Kafka was, then, a major writer, but not a good "craftsman." And he was a major thinker and seer in the sense that he registered, reflected, and even warned against the sickness of a whole age when contemporaries with a less acute consciousness still felt secure.
The question of Kafka's being a religious writer has been going on for decades, but has often been meaningless because of the failure of critics or readers to explain what they mean by "religious." It is essential to differentiate between those who call Kafka and Kafka's works religious in the wider sense of the term — that is, religious by temperament or mentality — and those who assert that his stories reflect Kafka as a believer in the traditional Judaic-Christian sense of the word. Of this latter group, his lifelong friend and editor Max Brod was the first and probably most influential. A considerable number of critics and readers have followed Brod's "religious" interpretations — particularly, Edwin Muir, Kafka's principal English translator. However, for some time now, Kafka criticism has not investigated the "religious" aspect. This is so partly because the psychoanalytical approach and the sociological approach have been more popular and fashionable (especially in the United States), and also because critics and biographers have proven beyond doubt that Brod committed certain errors while editing and commenting on Kafka. While the original attitude toward Brod was one of absolute reverence (after all, he saw Kafka daily for over twenty years, listened to his friend's stories, and advised him on changes), the consensus of opinion has more recently been that, although we owe him a great deal as far as Kafka and his work are concerned, he was a poor researcher. He was simply too self-conscious about his close friendship with Kafka and therefore too subjective: he would never admit the obviously neurotic streak in Kafka's personality. While we may trust Brod when he claims that Kafkas's aphorisms are much more optimistic and life-asserting than his fiction, it is difficult to consider Kafka primarily as a believer in the "in-destructible core of the universe" or more pronouncedly Jewish-Christian tenets. His famous remark, striking the characteristic tone of self-pity, "Sometimes I feel I understand the Fall of Man better than anyone," is more to the point. We have no reason to doubt Brod's judgment about Kafka's personally charming, calm, and even humorous ways. It is that in Kafka's fiction, calmness is too often overshadowed by fear and anxiety, and the rare touches of humor are little more than convulsions of what in German is known as Galgenhumor ("gallows humor") — that is, the frantic giggle before one's execution.

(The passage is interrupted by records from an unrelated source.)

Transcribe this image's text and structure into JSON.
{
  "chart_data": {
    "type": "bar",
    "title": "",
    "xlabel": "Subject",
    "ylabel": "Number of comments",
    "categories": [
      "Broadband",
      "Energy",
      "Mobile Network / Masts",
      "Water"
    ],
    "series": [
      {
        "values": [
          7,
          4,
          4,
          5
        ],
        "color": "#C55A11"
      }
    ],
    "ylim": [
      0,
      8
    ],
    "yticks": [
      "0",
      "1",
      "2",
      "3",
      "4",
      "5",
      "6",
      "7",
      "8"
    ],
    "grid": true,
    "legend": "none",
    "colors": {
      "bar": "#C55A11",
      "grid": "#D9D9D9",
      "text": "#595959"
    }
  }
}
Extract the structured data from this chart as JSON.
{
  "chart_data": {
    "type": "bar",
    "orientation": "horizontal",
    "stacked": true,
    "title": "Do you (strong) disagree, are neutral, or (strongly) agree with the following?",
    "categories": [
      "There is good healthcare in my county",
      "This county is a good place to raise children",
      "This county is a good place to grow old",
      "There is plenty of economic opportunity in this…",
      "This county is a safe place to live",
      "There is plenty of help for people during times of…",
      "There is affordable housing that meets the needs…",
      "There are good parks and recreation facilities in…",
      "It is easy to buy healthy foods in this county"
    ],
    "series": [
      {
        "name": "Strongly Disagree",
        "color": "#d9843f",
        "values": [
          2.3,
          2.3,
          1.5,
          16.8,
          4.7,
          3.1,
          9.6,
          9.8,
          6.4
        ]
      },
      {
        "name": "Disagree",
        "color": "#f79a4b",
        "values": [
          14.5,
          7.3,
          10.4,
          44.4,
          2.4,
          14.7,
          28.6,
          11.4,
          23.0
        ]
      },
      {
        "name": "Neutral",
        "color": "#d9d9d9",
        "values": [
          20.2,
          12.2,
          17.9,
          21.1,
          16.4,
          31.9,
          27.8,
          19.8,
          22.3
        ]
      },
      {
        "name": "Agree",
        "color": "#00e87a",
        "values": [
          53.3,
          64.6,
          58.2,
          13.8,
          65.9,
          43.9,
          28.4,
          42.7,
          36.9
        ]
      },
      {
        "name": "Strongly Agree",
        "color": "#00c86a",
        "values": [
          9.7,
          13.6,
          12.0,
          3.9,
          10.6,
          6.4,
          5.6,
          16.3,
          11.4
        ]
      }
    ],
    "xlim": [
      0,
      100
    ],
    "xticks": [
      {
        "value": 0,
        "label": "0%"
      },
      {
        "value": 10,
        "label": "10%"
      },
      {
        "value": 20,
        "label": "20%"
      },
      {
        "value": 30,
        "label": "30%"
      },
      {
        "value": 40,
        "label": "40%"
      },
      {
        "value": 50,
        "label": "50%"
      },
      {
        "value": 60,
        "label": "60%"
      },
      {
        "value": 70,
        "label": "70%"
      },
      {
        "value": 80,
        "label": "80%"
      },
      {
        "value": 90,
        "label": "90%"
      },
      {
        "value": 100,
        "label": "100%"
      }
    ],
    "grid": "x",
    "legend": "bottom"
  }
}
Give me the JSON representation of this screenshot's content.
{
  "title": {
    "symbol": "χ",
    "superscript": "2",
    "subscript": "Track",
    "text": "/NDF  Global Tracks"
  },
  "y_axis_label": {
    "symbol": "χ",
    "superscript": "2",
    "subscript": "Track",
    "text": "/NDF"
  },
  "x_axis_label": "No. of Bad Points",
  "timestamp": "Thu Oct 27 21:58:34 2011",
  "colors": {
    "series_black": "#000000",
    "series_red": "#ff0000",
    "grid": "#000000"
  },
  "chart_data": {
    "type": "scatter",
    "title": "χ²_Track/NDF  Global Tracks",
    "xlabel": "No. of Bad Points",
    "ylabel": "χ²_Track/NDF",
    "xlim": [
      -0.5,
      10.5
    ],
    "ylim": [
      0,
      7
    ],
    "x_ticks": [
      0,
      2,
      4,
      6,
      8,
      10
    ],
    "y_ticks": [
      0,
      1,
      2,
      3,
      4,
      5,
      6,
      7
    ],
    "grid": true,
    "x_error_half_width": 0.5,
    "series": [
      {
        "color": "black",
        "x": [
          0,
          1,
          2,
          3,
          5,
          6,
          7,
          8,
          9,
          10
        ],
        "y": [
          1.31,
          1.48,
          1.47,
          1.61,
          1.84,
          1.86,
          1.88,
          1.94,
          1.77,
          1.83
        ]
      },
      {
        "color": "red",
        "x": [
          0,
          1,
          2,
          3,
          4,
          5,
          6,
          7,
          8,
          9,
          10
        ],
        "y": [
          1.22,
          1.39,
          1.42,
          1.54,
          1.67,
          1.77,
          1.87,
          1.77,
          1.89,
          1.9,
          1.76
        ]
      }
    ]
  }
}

In summary, one can argue in circles about Kafka's work being "religious," but one thing is clear: Kafka's stories inevitably concern the desperate attempts of people to do right. And as noted elsewhere, Kafka and his protagonists are identical to an amazing extent. This means that the main characters who try to do right but are continuously baffled, thwarted, and confused as to what it really means to do right are also Kafka himself. Viewed in this way, Kafka becomes a religious writer par excellence: he and his protagonists are classical examples of the man in whose value system the sense of duty and of responsibility and the inevitability of moral commandments have survived the particular and traditional code of a religious system — hence Kafka's yearning for a frame of reference which would impart meaning to his distinct sense of "shalt" and "shalt not." If one takes this all-permeating desire for salvation as the main criterion for Kafka's "religiousness" rather than the grace of faith which he never found, how could anyone not see Kafka as a major religious writer? "He was God-drunk," a critic wrote, "but in his intoxication his subtle and powerful intellect did not stop working."